First of all dates. The marriage between the Genoese Simonetta and Marco was arranged in 1468 by Piero Vespucci, Marco’s father, when he travelled to Piombino as the captain of a galleass in the service of Ferdinando of Aragona. The following year the wedding was celebrated in the church of S. Torpete in Genova before the couple made their way to Florence. Scholars agree in dating Botticelli Venus and Mars around 1483-85 for stylistic reasons and if the date proposed is correct the panel could have not been commissioned to celebrate a wedding that took place two decades earlier. Moreover the provenance of the panel is unknown and so far, due to a lack of material (or research into the material?) it has been difficult to ascertain whether it came from one of the Vespucci properties. If it did, in which of the Vespucci houses was it kept? This is a very difficult questions to answer as, first of all, there is to determine where Marco and Simonetta lived. Identifying their house might be a good starting point.
It has been advanced the hypothesis that Venus and Mars could have been part of the room painted by Botticelli in the Vespucci Palace (today Palazzo Incontri, via dei Servi - Florence). Venus and Mars however does not correspond to the description that Vasari gives of Botticelli’s room, decorated with numerous, lively small figures. The Story of Virginia and Story of Lucrezia, presenting scenes cramped with small scale characters, fit the description given well and have been identified with some of the panel constituting the decoration (I blogged about this on a previous post, 10th December 2010). Venus and Mars not only does not fit Vasari’s description but also differs in style when compared to the other two panels.
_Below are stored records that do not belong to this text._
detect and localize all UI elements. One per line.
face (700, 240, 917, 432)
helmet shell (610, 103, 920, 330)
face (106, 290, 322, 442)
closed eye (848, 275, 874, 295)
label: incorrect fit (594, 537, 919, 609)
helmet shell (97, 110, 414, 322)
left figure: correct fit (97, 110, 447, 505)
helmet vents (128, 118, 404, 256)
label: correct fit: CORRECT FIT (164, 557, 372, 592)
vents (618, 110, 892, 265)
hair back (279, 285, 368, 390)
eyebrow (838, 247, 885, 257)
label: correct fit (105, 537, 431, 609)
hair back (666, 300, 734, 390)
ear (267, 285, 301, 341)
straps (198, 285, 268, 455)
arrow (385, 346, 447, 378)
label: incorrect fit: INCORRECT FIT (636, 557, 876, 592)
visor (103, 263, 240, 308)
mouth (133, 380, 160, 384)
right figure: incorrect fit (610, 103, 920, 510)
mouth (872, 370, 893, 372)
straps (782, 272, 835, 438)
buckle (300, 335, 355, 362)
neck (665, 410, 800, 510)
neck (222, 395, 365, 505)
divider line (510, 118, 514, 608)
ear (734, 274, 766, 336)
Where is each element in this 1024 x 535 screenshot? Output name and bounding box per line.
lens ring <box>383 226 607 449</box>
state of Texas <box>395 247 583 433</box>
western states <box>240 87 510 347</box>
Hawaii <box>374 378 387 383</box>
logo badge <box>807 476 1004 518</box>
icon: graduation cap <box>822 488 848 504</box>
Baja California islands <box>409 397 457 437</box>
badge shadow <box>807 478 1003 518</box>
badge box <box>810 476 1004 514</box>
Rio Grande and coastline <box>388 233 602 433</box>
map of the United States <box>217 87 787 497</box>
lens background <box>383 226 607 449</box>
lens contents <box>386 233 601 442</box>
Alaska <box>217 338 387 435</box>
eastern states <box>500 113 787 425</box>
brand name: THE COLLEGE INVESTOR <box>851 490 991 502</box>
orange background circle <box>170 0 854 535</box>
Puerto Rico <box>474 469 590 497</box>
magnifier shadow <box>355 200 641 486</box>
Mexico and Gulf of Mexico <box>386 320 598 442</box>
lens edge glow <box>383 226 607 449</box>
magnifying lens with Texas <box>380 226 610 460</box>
All these problems made me re-approach the painting and wonder if, perhaps, it could have been made for another Vespucci couple. In the years 1483-85, when the Venus and Mars was painted, the wedding between Lorenzo il Magnifico’s cousin, Lorenzo di Pierfrancesco de Medici and Simonetta’s niece, Semiramide Appiani, was celebrated in Florence. What’s interesting to notice it that Venus and Mars bears striking stylistic similarities with other works of Botticelli such as Primavera, The Birth of Venus and Minerva and the Centaur. These paintings have not only been previously recognized as belonging to the same cultural milieu, but also associated with the Medici family, specifically with Lorenzo di Pierfrancesco de’ Medici, patron of Botticelli. Furthermore female figures in Primavera and Minerva and the Centaur have already been suggested to portray Semiramide Appiani. I wonder if Venus and Mars might yet be another piece of this intricate jigsaw.